Die chinesische Konjunktur blieb zum Jahresabschluss 2023 verhalten. Im Vergleich zum Vorquartal legte das preis- und saisonbereinigte Bruttoinlandsprodukt (BIP) der offiziellen Schätzung zufolge lediglich um 1,0 % zu. Das Wachstumsziel der Regierung von 5 % für das Gesamtjahr wurde damit nur knapp übertroffen. Insbesondere die anhaltende Schwäche am Immobilienmarkt belastete die Wirtschaft. Zuletzt büßte zudem der private Verbrauch an Dynamik ein. Moderat steigende Absatzzahlen auf den Auslandsmärkten glichen dies nur zum Teil aus. Erste Wirkungen scheinen dafür die jüngeren wirtschaftspolitischen Stimuli entfaltet zu haben. Die Investitionen in Infrastruktur legten in den vergangenen Monaten deutlich zu.

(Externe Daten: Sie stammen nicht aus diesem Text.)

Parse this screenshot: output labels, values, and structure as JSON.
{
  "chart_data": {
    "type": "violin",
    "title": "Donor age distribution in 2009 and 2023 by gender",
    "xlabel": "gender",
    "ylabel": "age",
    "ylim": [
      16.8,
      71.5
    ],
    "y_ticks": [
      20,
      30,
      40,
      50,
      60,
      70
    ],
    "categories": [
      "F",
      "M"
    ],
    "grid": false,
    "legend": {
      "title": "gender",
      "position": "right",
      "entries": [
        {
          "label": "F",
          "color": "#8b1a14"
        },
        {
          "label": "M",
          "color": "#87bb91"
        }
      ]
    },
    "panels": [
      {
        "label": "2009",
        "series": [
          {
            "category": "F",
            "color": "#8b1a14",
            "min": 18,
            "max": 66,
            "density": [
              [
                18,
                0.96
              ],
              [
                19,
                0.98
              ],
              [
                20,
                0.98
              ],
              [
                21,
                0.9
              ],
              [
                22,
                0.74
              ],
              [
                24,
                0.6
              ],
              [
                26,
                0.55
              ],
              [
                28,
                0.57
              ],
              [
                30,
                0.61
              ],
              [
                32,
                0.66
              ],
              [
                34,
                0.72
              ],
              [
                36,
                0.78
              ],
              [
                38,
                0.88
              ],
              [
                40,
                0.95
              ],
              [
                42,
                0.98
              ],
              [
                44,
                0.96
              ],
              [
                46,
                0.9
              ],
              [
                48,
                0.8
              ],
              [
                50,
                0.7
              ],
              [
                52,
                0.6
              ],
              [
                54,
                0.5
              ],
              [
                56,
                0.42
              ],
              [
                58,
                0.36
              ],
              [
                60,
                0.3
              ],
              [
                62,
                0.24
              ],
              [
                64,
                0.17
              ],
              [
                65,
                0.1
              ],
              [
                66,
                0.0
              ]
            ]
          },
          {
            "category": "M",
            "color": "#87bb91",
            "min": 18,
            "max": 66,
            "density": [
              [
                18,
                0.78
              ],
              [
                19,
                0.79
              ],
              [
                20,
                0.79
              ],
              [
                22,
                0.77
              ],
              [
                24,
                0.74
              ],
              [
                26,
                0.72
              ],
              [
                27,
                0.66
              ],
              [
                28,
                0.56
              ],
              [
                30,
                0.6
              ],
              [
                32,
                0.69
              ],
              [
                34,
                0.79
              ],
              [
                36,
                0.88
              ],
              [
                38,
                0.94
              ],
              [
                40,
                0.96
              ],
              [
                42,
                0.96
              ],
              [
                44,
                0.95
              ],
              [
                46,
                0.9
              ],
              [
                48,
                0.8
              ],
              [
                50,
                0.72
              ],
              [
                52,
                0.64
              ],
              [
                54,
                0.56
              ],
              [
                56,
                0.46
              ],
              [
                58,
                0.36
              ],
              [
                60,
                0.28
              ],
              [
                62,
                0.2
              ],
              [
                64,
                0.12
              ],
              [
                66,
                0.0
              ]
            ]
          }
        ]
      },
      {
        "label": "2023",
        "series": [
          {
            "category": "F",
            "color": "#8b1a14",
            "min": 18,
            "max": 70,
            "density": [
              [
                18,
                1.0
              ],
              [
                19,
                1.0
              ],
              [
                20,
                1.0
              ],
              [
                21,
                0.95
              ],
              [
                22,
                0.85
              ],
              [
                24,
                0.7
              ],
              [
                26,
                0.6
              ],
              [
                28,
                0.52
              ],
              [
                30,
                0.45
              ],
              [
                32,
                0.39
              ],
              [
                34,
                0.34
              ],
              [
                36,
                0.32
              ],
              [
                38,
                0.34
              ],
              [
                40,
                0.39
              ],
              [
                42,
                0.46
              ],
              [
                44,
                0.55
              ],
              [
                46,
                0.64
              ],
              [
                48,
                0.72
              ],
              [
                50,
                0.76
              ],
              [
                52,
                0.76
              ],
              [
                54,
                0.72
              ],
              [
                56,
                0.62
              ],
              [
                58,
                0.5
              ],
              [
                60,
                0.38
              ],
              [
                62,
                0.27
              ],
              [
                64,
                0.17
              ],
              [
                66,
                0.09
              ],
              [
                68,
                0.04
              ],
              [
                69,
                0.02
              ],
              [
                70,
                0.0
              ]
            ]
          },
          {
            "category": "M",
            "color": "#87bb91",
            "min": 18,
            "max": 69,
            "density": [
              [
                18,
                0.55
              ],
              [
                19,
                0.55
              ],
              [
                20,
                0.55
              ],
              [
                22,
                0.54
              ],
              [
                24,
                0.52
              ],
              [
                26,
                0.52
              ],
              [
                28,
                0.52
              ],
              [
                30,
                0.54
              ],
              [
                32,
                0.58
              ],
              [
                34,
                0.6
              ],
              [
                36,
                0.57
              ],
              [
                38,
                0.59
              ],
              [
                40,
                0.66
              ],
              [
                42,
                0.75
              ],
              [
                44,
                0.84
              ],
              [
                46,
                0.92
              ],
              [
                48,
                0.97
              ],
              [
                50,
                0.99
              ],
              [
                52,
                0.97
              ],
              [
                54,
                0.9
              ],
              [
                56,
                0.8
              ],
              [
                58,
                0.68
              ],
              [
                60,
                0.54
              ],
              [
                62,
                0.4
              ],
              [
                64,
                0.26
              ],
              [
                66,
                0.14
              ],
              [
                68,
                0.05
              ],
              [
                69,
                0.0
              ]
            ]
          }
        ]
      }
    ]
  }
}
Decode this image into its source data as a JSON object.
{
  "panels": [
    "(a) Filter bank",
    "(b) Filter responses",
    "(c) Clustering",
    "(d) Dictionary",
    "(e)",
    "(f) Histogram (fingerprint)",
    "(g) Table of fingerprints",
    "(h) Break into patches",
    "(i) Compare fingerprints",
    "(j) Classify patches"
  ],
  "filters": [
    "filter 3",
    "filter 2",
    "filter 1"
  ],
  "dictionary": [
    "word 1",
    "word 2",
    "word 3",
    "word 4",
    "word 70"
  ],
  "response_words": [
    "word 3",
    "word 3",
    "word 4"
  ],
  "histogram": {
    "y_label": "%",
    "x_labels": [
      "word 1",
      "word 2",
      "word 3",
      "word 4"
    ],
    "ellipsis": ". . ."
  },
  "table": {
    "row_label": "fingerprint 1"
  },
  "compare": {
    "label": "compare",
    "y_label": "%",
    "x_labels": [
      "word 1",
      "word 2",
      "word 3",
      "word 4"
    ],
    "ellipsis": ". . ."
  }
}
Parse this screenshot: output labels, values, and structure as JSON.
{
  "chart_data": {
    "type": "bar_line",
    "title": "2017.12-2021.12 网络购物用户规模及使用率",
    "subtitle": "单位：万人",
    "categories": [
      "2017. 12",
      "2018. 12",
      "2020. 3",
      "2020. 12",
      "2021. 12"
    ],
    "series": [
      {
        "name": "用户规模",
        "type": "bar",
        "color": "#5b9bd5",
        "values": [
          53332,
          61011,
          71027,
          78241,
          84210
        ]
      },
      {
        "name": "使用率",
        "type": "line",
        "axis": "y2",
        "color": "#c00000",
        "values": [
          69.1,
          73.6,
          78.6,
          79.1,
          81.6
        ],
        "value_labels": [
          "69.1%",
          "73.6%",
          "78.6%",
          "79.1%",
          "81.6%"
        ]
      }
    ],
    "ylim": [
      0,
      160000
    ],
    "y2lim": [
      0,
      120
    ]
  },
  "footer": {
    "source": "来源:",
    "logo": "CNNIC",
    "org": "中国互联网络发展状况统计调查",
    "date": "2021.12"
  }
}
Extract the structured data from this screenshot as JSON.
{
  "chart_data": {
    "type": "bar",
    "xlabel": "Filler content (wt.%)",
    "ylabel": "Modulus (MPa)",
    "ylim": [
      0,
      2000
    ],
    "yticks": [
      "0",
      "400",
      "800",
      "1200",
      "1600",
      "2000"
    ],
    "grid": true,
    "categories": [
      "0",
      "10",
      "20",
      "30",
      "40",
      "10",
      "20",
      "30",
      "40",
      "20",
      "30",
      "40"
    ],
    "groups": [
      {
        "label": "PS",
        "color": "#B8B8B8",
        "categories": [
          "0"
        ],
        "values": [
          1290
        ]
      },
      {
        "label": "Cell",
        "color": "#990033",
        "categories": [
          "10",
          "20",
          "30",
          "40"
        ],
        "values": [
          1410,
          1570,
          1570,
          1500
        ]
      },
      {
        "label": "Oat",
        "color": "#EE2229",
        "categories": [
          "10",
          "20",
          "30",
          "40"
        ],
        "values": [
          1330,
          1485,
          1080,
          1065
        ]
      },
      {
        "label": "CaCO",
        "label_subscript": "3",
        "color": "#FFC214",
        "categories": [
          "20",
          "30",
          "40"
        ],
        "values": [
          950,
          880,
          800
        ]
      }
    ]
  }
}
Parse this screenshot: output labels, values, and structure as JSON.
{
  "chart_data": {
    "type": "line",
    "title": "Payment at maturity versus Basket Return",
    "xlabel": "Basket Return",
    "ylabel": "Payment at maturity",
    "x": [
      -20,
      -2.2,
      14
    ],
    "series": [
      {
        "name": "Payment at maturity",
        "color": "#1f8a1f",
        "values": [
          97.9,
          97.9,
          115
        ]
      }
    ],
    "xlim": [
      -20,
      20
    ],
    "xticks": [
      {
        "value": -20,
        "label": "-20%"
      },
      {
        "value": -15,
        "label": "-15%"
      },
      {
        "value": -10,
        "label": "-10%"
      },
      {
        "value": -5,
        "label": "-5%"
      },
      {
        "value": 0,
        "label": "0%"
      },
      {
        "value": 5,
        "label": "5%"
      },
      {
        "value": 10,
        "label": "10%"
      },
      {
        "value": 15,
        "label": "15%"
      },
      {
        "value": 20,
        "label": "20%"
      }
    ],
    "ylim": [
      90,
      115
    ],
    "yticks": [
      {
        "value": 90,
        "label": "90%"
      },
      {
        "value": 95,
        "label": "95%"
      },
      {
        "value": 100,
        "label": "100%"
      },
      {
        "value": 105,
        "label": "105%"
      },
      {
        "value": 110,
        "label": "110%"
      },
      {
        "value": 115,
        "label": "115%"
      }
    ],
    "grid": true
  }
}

Im laufenden Jahr dürfte die chinesische Wirtschaft weiterhin von einer expansiven Fiskal- und Geldpolitik gestützt werden. Es zeichnet sich ein erneut hohes öffentliches Defizit ab. 3

Die Notenbank reaktivierte zum Jahreswechsel zudem ein Programm zur Liquiditätsbereitstellung an Staatsbanken. Auch der Mindestreservesatz wurde spürbar gesenkt. Damit reagierte die Notenbank nicht zuletzt auf die nach wie vor äußerst verhaltene Entwicklung der Verbraucherpreise. Im Januar lagen diese sogar merklich unterhalb des Vorjahresniveaus. Die Kernrate ohne Energie und Nahrungsmittel verharrte mit 0,4 % knapp im positiven Bereich.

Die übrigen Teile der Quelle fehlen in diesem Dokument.